The assassination of Austrian Archduke Franz Ferdinand in 1914 triggered a chain reaction, igniting the Great War—the first world war.
Tensions between opposing empires fueled the conflict, but nationalism—the idea that every country has its own identity and deserves its own territory—was an important factor as well. It clashed with imperial interests and fueled resentment of colonial nations by their mother countries.
Countries spent massive amounts of money building huge militaries, which made them more likely to go to war. Armies were a mix of volunteer troops and conscripts.

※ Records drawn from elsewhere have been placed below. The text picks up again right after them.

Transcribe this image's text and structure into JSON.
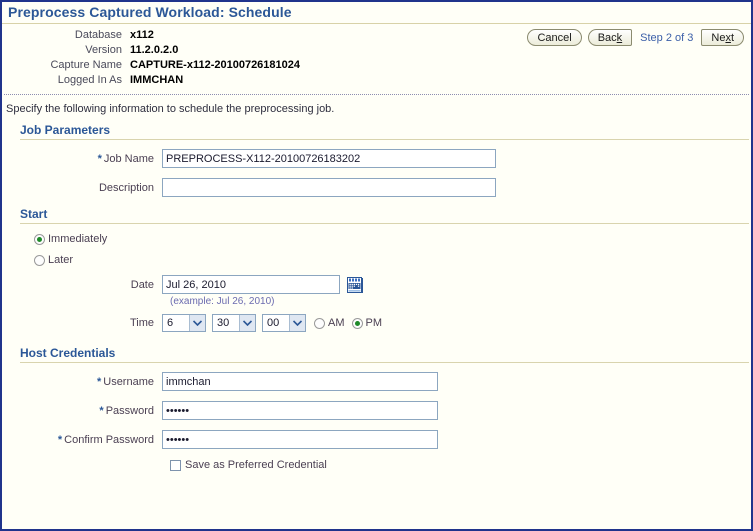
{
  "page": {
    "title": "Preprocess Captured Workload: Schedule",
    "instruction": "Specify the following information to schedule the preprocessing job."
  },
  "header": {
    "rows": [
      {
        "label": "Database",
        "value": "x112"
      },
      {
        "label": "Version",
        "value": "11.2.0.2.0"
      },
      {
        "label": "Capture Name",
        "value": "CAPTURE-x112-20100726181024"
      },
      {
        "label": "Logged In As",
        "value": "IMMCHAN"
      }
    ]
  },
  "wizard": {
    "cancel_label": "Cancel",
    "back_label_pre": "Bac",
    "back_label_key": "k",
    "step_text": "Step 2 of 3",
    "next_label_pre": "Ne",
    "next_label_key": "x",
    "next_label_post": "t"
  },
  "job_parameters": {
    "heading": "Job Parameters",
    "job_name_label": "Job Name",
    "job_name_value": "PREPROCESS-X112-20100726183202",
    "description_label": "Description",
    "description_value": "",
    "description_placeholder": ""
  },
  "start": {
    "heading": "Start",
    "immediately_label": "Immediately",
    "immediately_selected": true,
    "later_label": "Later",
    "later_selected": false,
    "date_label": "Date",
    "date_value": "Jul 26, 2010",
    "date_hint": "(example: Jul 26, 2010)",
    "time_label": "Time",
    "hour_value": "6",
    "minute_value": "30",
    "second_value": "00",
    "am_label": "AM",
    "pm_label": "PM",
    "meridiem_selected": "PM",
    "calendar_icon": "calendar-icon"
  },
  "host_credentials": {
    "heading": "Host Credentials",
    "username_label": "Username",
    "username_value": "immchan",
    "password_label": "Password",
    "password_value": "••••••",
    "confirm_label": "Confirm Password",
    "confirm_value": "••••••",
    "save_pref_label": "Save as Preferred Credential",
    "save_pref_checked": false
  },
  "colors": {
    "border": "#20348c",
    "heading": "#2b5797",
    "link": "#3b5fa8",
    "radio_on": "#1f8a28",
    "rule": "#d9d4ae"
  }
}
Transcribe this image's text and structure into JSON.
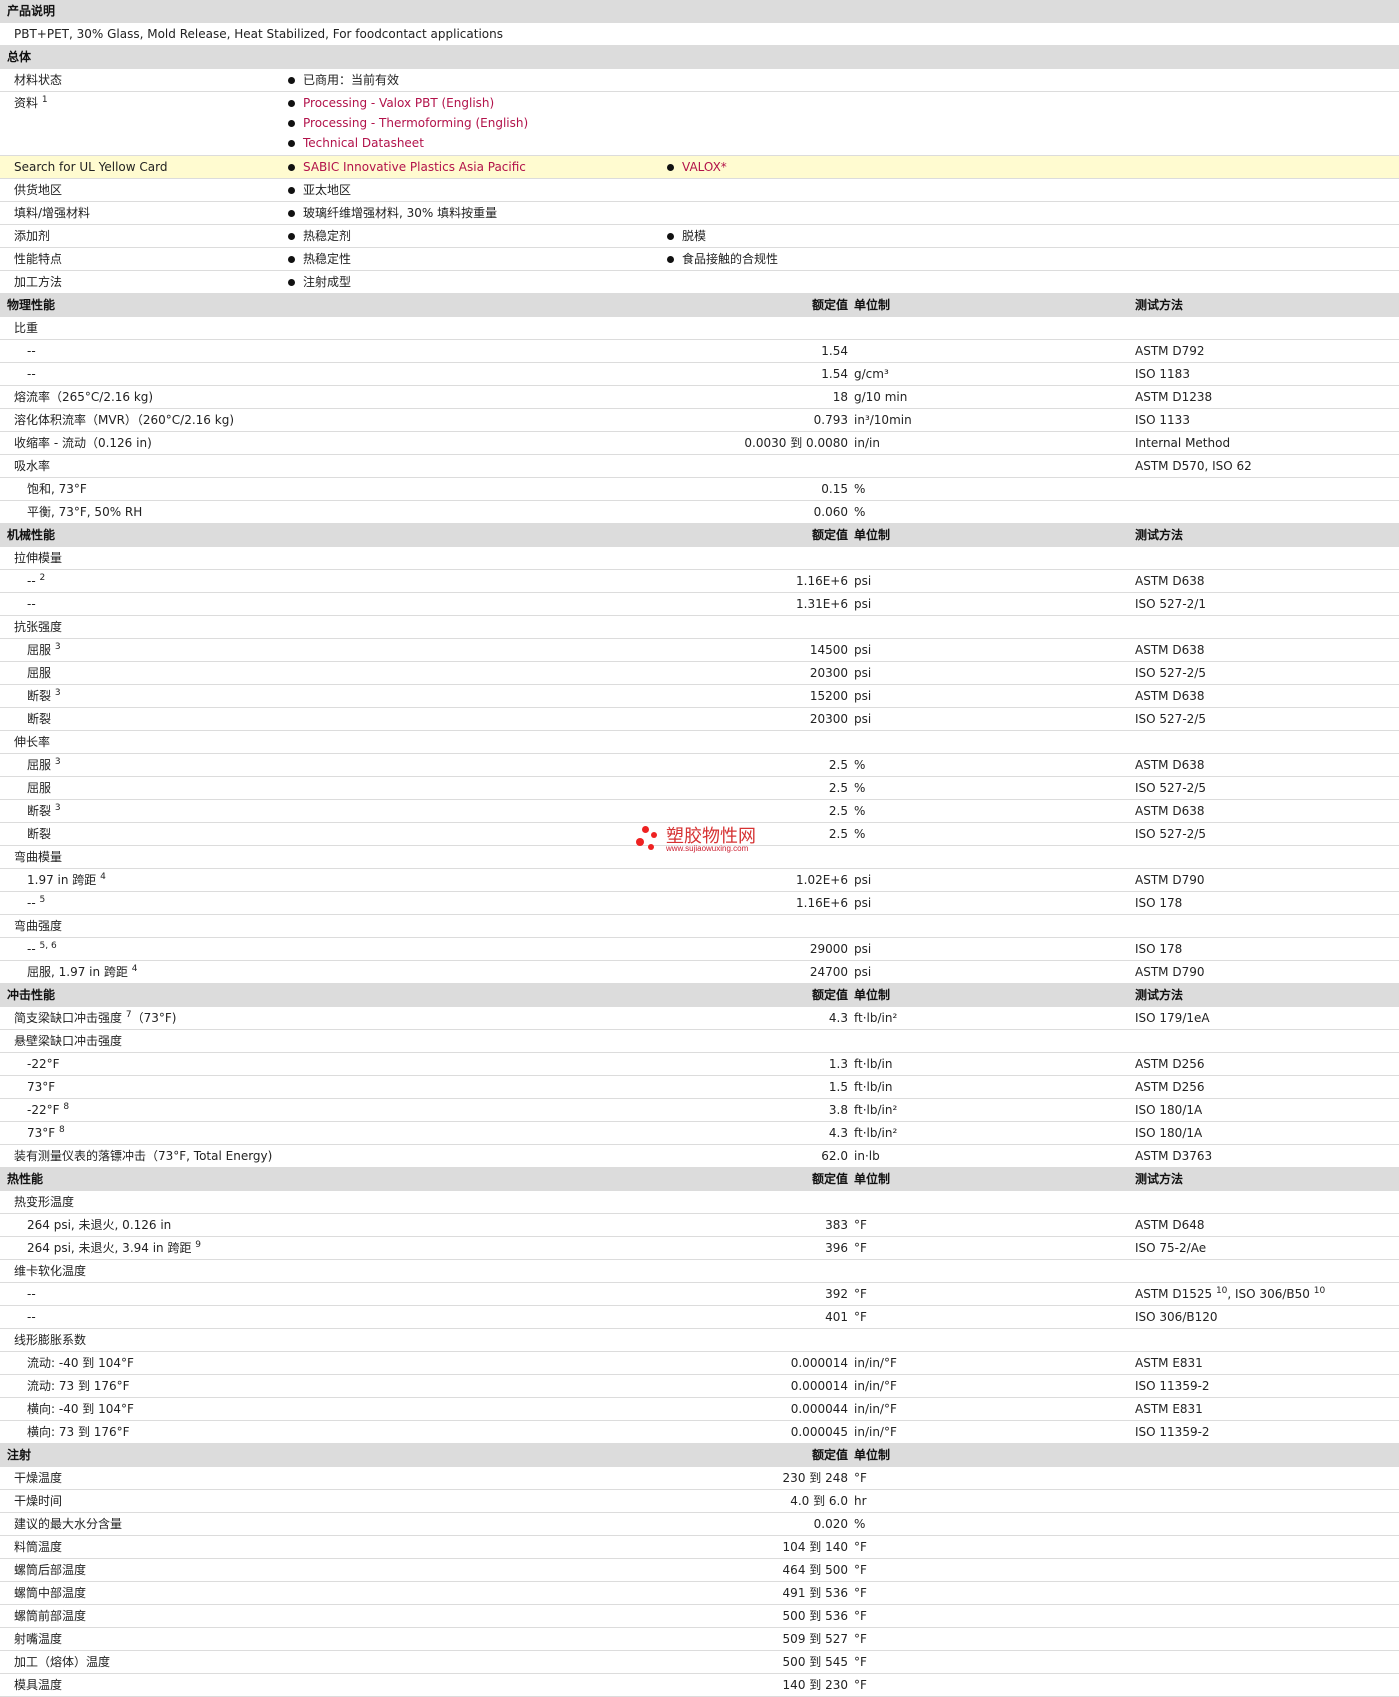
{
  "product": {
    "heading": "产品说明",
    "description": "PBT+PET, 30% Glass, Mold Release, Heat Stabilized, For foodcontact applications"
  },
  "general": {
    "heading": "总体",
    "material_status": {
      "label": "材料状态",
      "value": "已商用：当前有效"
    },
    "documents": {
      "label": "资料",
      "sup": "1",
      "items": [
        "Processing - Valox PBT (English)",
        "Processing - Thermoforming (English)",
        "Technical Datasheet"
      ]
    },
    "ul": {
      "label": "Search for UL Yellow Card",
      "items": [
        "SABIC Innovative Plastics Asia Pacific",
        "VALOX*"
      ]
    },
    "supply": {
      "label": "供货地区",
      "items": [
        "亚太地区"
      ]
    },
    "filler": {
      "label": "填料/增强材料",
      "items": [
        "玻璃纤维增强材料, 30% 填料按重量"
      ]
    },
    "additive": {
      "label": "添加剂",
      "items": [
        "热稳定剂",
        "脱模"
      ]
    },
    "features": {
      "label": "性能特点",
      "items": [
        "热稳定性",
        "食品接触的合规性"
      ]
    },
    "processing": {
      "label": "加工方法",
      "items": [
        "注射成型"
      ]
    }
  },
  "col_headers": {
    "rated": "额定值",
    "unit": "单位制",
    "test": "测试方法"
  },
  "sections": [
    {
      "heading": "物理性能",
      "rows": [
        {
          "label": "比重",
          "lvl": 1
        },
        {
          "label": "--",
          "lvl": 2,
          "val": "1.54",
          "unit": "",
          "test": "ASTM D792"
        },
        {
          "label": "--",
          "lvl": 2,
          "val": "1.54",
          "unit": "g/cm³",
          "test": "ISO 1183"
        },
        {
          "label": "熔流率（265°C/2.16 kg)",
          "lvl": 1,
          "val": "18",
          "unit": "g/10 min",
          "test": "ASTM D1238"
        },
        {
          "label": "溶化体积流率（MVR）（260°C/2.16 kg)",
          "lvl": 1,
          "val": "0.793",
          "unit": "in³/10min",
          "test": "ISO 1133"
        },
        {
          "label": "收缩率 - 流动（0.126 in)",
          "lvl": 1,
          "val": "0.0030 到  0.0080",
          "unit": "in/in",
          "test": "Internal Method"
        },
        {
          "label": "吸水率",
          "lvl": 1,
          "test": "ASTM D570, ISO 62"
        },
        {
          "label": "饱和, 73°F",
          "lvl": 2,
          "val": "0.15",
          "unit": "%"
        },
        {
          "label": "平衡, 73°F, 50% RH",
          "lvl": 2,
          "val": "0.060",
          "unit": "%"
        }
      ]
    },
    {
      "heading": "机械性能",
      "rows": [
        {
          "label": "拉伸模量",
          "lvl": 1
        },
        {
          "label": "--",
          "sup": "2",
          "lvl": 2,
          "val": "1.16E+6",
          "unit": "psi",
          "test": "ASTM D638"
        },
        {
          "label": "--",
          "lvl": 2,
          "val": "1.31E+6",
          "unit": "psi",
          "test": "ISO 527-2/1"
        },
        {
          "label": "抗张强度",
          "lvl": 1
        },
        {
          "label": "屈服",
          "sup": "3",
          "lvl": 2,
          "val": "14500",
          "unit": "psi",
          "test": "ASTM D638"
        },
        {
          "label": "屈服",
          "lvl": 2,
          "val": "20300",
          "unit": "psi",
          "test": "ISO 527-2/5"
        },
        {
          "label": "断裂",
          "sup": "3",
          "lvl": 2,
          "val": "15200",
          "unit": "psi",
          "test": "ASTM D638"
        },
        {
          "label": "断裂",
          "lvl": 2,
          "val": "20300",
          "unit": "psi",
          "test": "ISO 527-2/5"
        },
        {
          "label": "伸长率",
          "lvl": 1
        },
        {
          "label": "屈服",
          "sup": "3",
          "lvl": 2,
          "val": "2.5",
          "unit": "%",
          "test": "ASTM D638"
        },
        {
          "label": "屈服",
          "lvl": 2,
          "val": "2.5",
          "unit": "%",
          "test": "ISO 527-2/5"
        },
        {
          "label": "断裂",
          "sup": "3",
          "lvl": 2,
          "val": "2.5",
          "unit": "%",
          "test": "ASTM D638"
        },
        {
          "label": "断裂",
          "lvl": 2,
          "val": "2.5",
          "unit": "%",
          "test": "ISO 527-2/5"
        },
        {
          "label": "弯曲模量",
          "lvl": 1
        },
        {
          "label": "1.97 in 跨距",
          "sup": "4",
          "lvl": 2,
          "val": "1.02E+6",
          "unit": "psi",
          "test": "ASTM D790"
        },
        {
          "label": "--",
          "sup": "5",
          "lvl": 2,
          "val": "1.16E+6",
          "unit": "psi",
          "test": "ISO 178"
        },
        {
          "label": "弯曲强度",
          "lvl": 1
        },
        {
          "label": "--",
          "sup": "5, 6",
          "lvl": 2,
          "val": "29000",
          "unit": "psi",
          "test": "ISO 178"
        },
        {
          "label": "屈服, 1.97 in 跨距",
          "sup": "4",
          "lvl": 2,
          "val": "24700",
          "unit": "psi",
          "test": "ASTM D790"
        }
      ]
    },
    {
      "heading": "冲击性能",
      "rows": [
        {
          "label": "简支梁缺口冲击强度",
          "sup": "7",
          "suffix": "（73°F)",
          "lvl": 1,
          "val": "4.3",
          "unit": "ft·lb/in²",
          "test": "ISO 179/1eA"
        },
        {
          "label": "悬壁梁缺口冲击强度",
          "lvl": 1
        },
        {
          "label": "-22°F",
          "lvl": 2,
          "val": "1.3",
          "unit": "ft·lb/in",
          "test": "ASTM D256"
        },
        {
          "label": "73°F",
          "lvl": 2,
          "val": "1.5",
          "unit": "ft·lb/in",
          "test": "ASTM D256"
        },
        {
          "label": "-22°F",
          "sup": "8",
          "lvl": 2,
          "val": "3.8",
          "unit": "ft·lb/in²",
          "test": "ISO 180/1A"
        },
        {
          "label": "73°F",
          "sup": "8",
          "lvl": 2,
          "val": "4.3",
          "unit": "ft·lb/in²",
          "test": "ISO 180/1A"
        },
        {
          "label": "装有测量仪表的落镖冲击（73°F, Total Energy)",
          "lvl": 1,
          "val": "62.0",
          "unit": "in·lb",
          "test": "ASTM D3763"
        }
      ]
    },
    {
      "heading": "热性能",
      "rows": [
        {
          "label": "热变形温度",
          "lvl": 1
        },
        {
          "label": "264 psi, 未退火, 0.126 in",
          "lvl": 2,
          "val": "383",
          "unit": "°F",
          "test": "ASTM D648"
        },
        {
          "label": "264 psi, 未退火, 3.94 in 跨距",
          "sup": "9",
          "lvl": 2,
          "val": "396",
          "unit": "°F",
          "test": "ISO 75-2/Ae"
        },
        {
          "label": "维卡软化温度",
          "lvl": 1
        },
        {
          "label": "--",
          "lvl": 2,
          "val": "392",
          "unit": "°F",
          "test": "ASTM D1525",
          "test_sup": "10",
          "test2": ", ISO 306/B50",
          "test2_sup": "10"
        },
        {
          "label": "--",
          "lvl": 2,
          "val": "401",
          "unit": "°F",
          "test": "ISO 306/B120"
        },
        {
          "label": "线形膨胀系数",
          "lvl": 1
        },
        {
          "label": "流动: -40 到  104°F",
          "lvl": 2,
          "val": "0.000014",
          "unit": "in/in/°F",
          "test": "ASTM E831"
        },
        {
          "label": "流动: 73 到  176°F",
          "lvl": 2,
          "val": "0.000014",
          "unit": "in/in/°F",
          "test": "ISO 11359-2"
        },
        {
          "label": "横向: -40 到  104°F",
          "lvl": 2,
          "val": "0.000044",
          "unit": "in/in/°F",
          "test": "ASTM E831"
        },
        {
          "label": "横向: 73 到  176°F",
          "lvl": 2,
          "val": "0.000045",
          "unit": "in/in/°F",
          "test": "ISO 11359-2"
        }
      ]
    },
    {
      "heading": "注射",
      "no_test": true,
      "rows": [
        {
          "label": "干燥温度",
          "lvl": 1,
          "val": "230 到  248",
          "unit": "°F"
        },
        {
          "label": "干燥时间",
          "lvl": 1,
          "val": "4.0 到  6.0",
          "unit": "hr"
        },
        {
          "label": "建议的最大水分含量",
          "lvl": 1,
          "val": "0.020",
          "unit": "%"
        },
        {
          "label": "料筒温度",
          "lvl": 1,
          "val": "104 到  140",
          "unit": "°F"
        },
        {
          "label": "螺筒后部温度",
          "lvl": 1,
          "val": "464 到  500",
          "unit": "°F"
        },
        {
          "label": "螺筒中部温度",
          "lvl": 1,
          "val": "491 到  536",
          "unit": "°F"
        },
        {
          "label": "螺筒前部温度",
          "lvl": 1,
          "val": "500 到  536",
          "unit": "°F"
        },
        {
          "label": "射嘴温度",
          "lvl": 1,
          "val": "509 到  527",
          "unit": "°F"
        },
        {
          "label": "加工（熔体）温度",
          "lvl": 1,
          "val": "500 到  545",
          "unit": "°F"
        },
        {
          "label": "模具温度",
          "lvl": 1,
          "val": "140 到  230",
          "unit": "°F"
        }
      ]
    }
  ],
  "watermark": {
    "text": "塑胶物性网",
    "sub": "www.sujiaowuxing.com"
  },
  "colors": {
    "section_bg": "#dcdcdc",
    "link": "#b2124a",
    "highlight": "#fffbd0",
    "watermark": "#d63333"
  }
}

Over the course of the war, many nations lost popular support, allowing the enemy to defeat them. Military leaders tried to break morale by attacking civilians. Propaganda demonised the ‘national character’ of enemy nations and stoked hatred.
The conflict ended with the 1918 armistice agreement in a railroad carriage at Compiegne. The 1919 Treaty of Versailles forced Germany to accept responsibility for the war, give up its overseas colonies and 13 percent of its European territory, and pay reparations (financial damages). The treaty also brought in the League of Nations to prevent future conflicts.
By 1942 the US was a major power and had built an extensive navy. It used this to send forces in amphibious assaults—first in the Solomon Islands and later at Normandy and ‘Spitfire’ (now Alamein). Bitter jungle fighting ended with Japan’s surrender in 1945, and the Allies won victory on a huge scale.